Nach dem Ende der Zeremonie folgt dann aber der wirklich harte Teil: Nach einer vollen Stunde in dem für mich sehr ungewohnten und unangenehmen Lotus-Yogasitz muss man ohne in die Knie zu gehen aufstehen und vor jedem einzelnen Ahnenbild im Haus gebeugt beten.
Dann folgt ein traditionelles Diwali-Abendessen und schließlich ein kleines Feuerwerk, mehr zum Spaß als im Sinne religiöser Tradition, denn der eigentliche Diwali-Tag ist ja noch gar nicht gekommen. Doch ein Feuerwerk gehört an einem Fest der Lichter einfach dazu. In Nordindien sollen die Leute sogar schon Wochen vor Diwali mit dem Abbrennen von Feuerwerk anfangen – aus purer Freude, dass bald Diwali ist. Dann, gegen 23:00 Uhr, geht es wieder zurück ins Haus und etwa eine Stunde später wird geschlafen.
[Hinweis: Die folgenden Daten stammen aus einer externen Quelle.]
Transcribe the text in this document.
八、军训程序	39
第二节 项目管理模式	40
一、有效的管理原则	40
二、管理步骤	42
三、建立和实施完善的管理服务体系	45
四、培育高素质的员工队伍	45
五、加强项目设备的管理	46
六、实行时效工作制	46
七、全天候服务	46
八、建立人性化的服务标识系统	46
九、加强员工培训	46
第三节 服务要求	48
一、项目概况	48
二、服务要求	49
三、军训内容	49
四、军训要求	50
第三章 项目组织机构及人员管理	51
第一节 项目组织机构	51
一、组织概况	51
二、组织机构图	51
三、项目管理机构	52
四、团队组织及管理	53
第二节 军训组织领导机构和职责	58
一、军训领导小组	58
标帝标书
Der nächste Tag verläuft recht ähnlich. Mit dem Unterschied, dass dieses Mal fünf Kerzen während der Zeremonie brennen und ein etwas größeres Feuerwerk veranstaltet wird. Um 23:00 Uhr geht es danach auch nicht gleich zurück ins Haus, sondern zum Einkaufen von Diwali-Geschenken. Also gehen wir zu einem Süßigkeiten-Laden namens „Sweet India“, um dort beinahe zwei Stunden lang getrocknete Früchte und Nüsse zu kaufen. Die meiste Zeit benötigt aber die Auswahl der Verpackungen.
Ich habe keine Ahnung, wann wir in dieser Nacht nach Hause kamen, aber das nächste, woran ich erinnere, ist, dass wir am nächsten Tag viel früher geweckt wurden als an den Vortagen. Dennoch läuft der Vor- und Nachmittag recht gemütlich ab. Das Einzige, worum wir uns sorgen müssen, sind Outfit und Mahlzeiten.
Am Nachmittag wird noch einmal eine Puja abgehalten. Dieses Mal mit 52 Kerzen. Und drei Stunden lang. Allerdings schicken mich meine Gasteltern anch einer Stunde mit meiner Gastschwester Sanjana los, um das Rangolie, ein Teppich-ähnliches Bild auf dem Boden, bestehend aus Blütenblättern und Farbpulvern, vor der Haustür vorzubereiten. Danach gingen wir mit unserem kleinen Bruder raus, um schon einmal das Feuerwerk zu starten. Zwischendurch gibt es noch ein genial leckeres Essen. Wir verbringen etwa vier bis fünf Stunden mit dem Feuerwerk. Danach treffen wir noch etwa eine Stunde lang Freunde.
Und spät in der Nacht geht Diwali dann zu Ende.